WIPO and intellectual property issues
The Intellectual Property Division (DIPI) in coordination with other bodies with competence in this matter is in charge of the Brazilian government’s position in international discussions and negotiations on intelectual property, in organizations including the World Intellectual Property Organization (WIPO), the International Union for the Protection of New Varieties of Plants (UPOV), the World Trade Organization (WTO) TRIPS Council, the World Customs Organization (WCO) Counterfeiting and Piracy (CAP) Group, among others.
At WIPO’s Standing Committee on Copyright and Related Rights (SCCR), the Brazilian delegation has proposed an international agreement limiting copyright on published works for persons who are blind or visually impaired. This proposal has led to the adoption in 2013 of the Marrakesh Treaty, which entered into force in 2015 and is one of the most important instruments ratified by the Organization in its recent history.
Another important outcome for Brazil arising from international negotiations on intellectual property was the country’s recent accession to the Madrid Protocol, bringing us into the Madrid System (through which trademarks can be registered and protected in multiple countries) after a hiatus of more than eighty years (Brazil was a party to the original Madrid Agreement but denounced it in 1934). Brazil’s membership brings advantages to Brazilian trademark holders who seek to internationalize their activities and to foreign investors in Brazil, who will see their costs reduced.
Brazil has been warning about the need for governments to act in the copyright regulation in the online environment. Brazil has pointed to three urgent distortions that would need to be corrected: the extraterritoriality of contracting services such as streaming, which goes against the logic of intellectual property rights protection (a Brazilian consumer can pay for a service such as Spotify in the USA with an international credit card and use it in Brazil to listen to Brazilian music only); the sharing of proceeds from sales, which have harmed composers for the benefit of record companies and publishers that give out their catalogs (and which are often controlled by the same group controlling the streaming service); and the legal nature of services offered, which can be regarded as either private or public (in the latter case it would be subject to the supervision of collective management bodies such as the Central Collection Office - ECAD).

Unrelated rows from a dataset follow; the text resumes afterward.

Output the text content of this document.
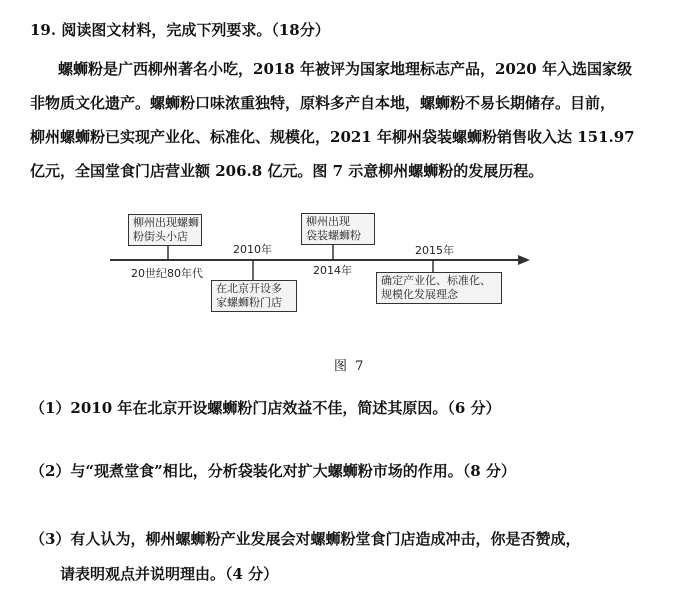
19. 阅读图文材料，完成下列要求。（18分）
螺蛳粉是广西柳州著名小吃，2018 年被评为国家地理标志产品，2020 年入选国家级
非物质文化遗产。螺蛳粉口味浓重独特，原料多产自本地，螺蛳粉不易长期储存。目前，
柳州螺蛳粉已实现产业化、标准化、规模化，2021 年柳州袋装螺蛳粉销售收入达 151.97
亿元，全国堂食门店营业额 206.8 亿元。图 7 示意柳州螺蛳粉的发展历程。
柳州出现螺蛳
粉街头小店
20世纪80年代
2010年
在北京开设多
家螺蛳粉门店
柳州出现
袋装螺蛳粉
2014年
2015年
确定产业化、标准化、
规模化发展理念
图 7
（1）2010 年在北京开设螺蛳粉门店效益不佳，简述其原因。（6 分）
（2）与“现煮堂食”相比，分析袋装化对扩大螺蛳粉市场的作用。（8 分）
（3）有人认为，柳州螺蛳粉产业发展会对螺蛳粉堂食门店造成冲击，你是否赞成，
请表明观点并说明理由。（4 分）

Brazil supports, at the WTO, the revision of the TRIPS Agreement (on Trade-Related Aspects of Intellectual Property) so that the agreement will incorporate aspects of the Convention on Biological Diversity (CBD), especially those that determine the sharing of benefits with holders of traditional knowledge as in the case of intellectual property rights obtained from this heritage. The Brazilian legislation provides for benefit-sharing since the beginning of the 2000s and was amended as of 2015 with the aim of facilitating the research, registration and calculation of benefits to be shared.
Brazilian delegations continue to advocate, in multiple competent multilateral forums, the need to consciously use patent flexibilities in order to guarantee access to medicines and the sustainability of public healthcare systems, especially the universal ones, such as the Brazilian Unified Health System (SUS). One of the most important initiatives in this regard and which has always had the support of Brazil is the revision of the TRIPS Agreement with a view to enable the implementation of paragraph 6 of the 2001 Doha Declaration on the TRIPS Agreement and Public Health, which allows for the import of generic medicines produced through compulsory licensing by countries with no manufacturing capacities.
Brazil is negotiating, in the context of conversations initiated with other countries and blocs, the signing of association agreements, the mutual protection of geographical indications (names of products recognized and protected as being characteristic of a region or country, such as champagne). At the same time, several Brazilian government agencies, including the Ministry of Agriculture, Livestock and Supply, the Ministry of Economy, the Brazilian Micro and Small Business Support Service (Sebrae), and the National Institute of Industrial Property (INPI) have worked to expand protection as well as foreign and domestic markets of Brazilian geographical indications. INPI has recognized more than 50 indications of source and appellations of origin for national products. At the international level, Brazil and Mexico have signed an agreement on the mutual recognition of tequila and cachaça as typical products of each country respectively. Internal legal procedures related to the agreement were concluded in 2018. Regulations on the use of the GI ‘cachaça’, which will allow its recognition as a product typical of Brazil in several markets, was approved in 2016 by the Foreign Trade Chamber (Camex).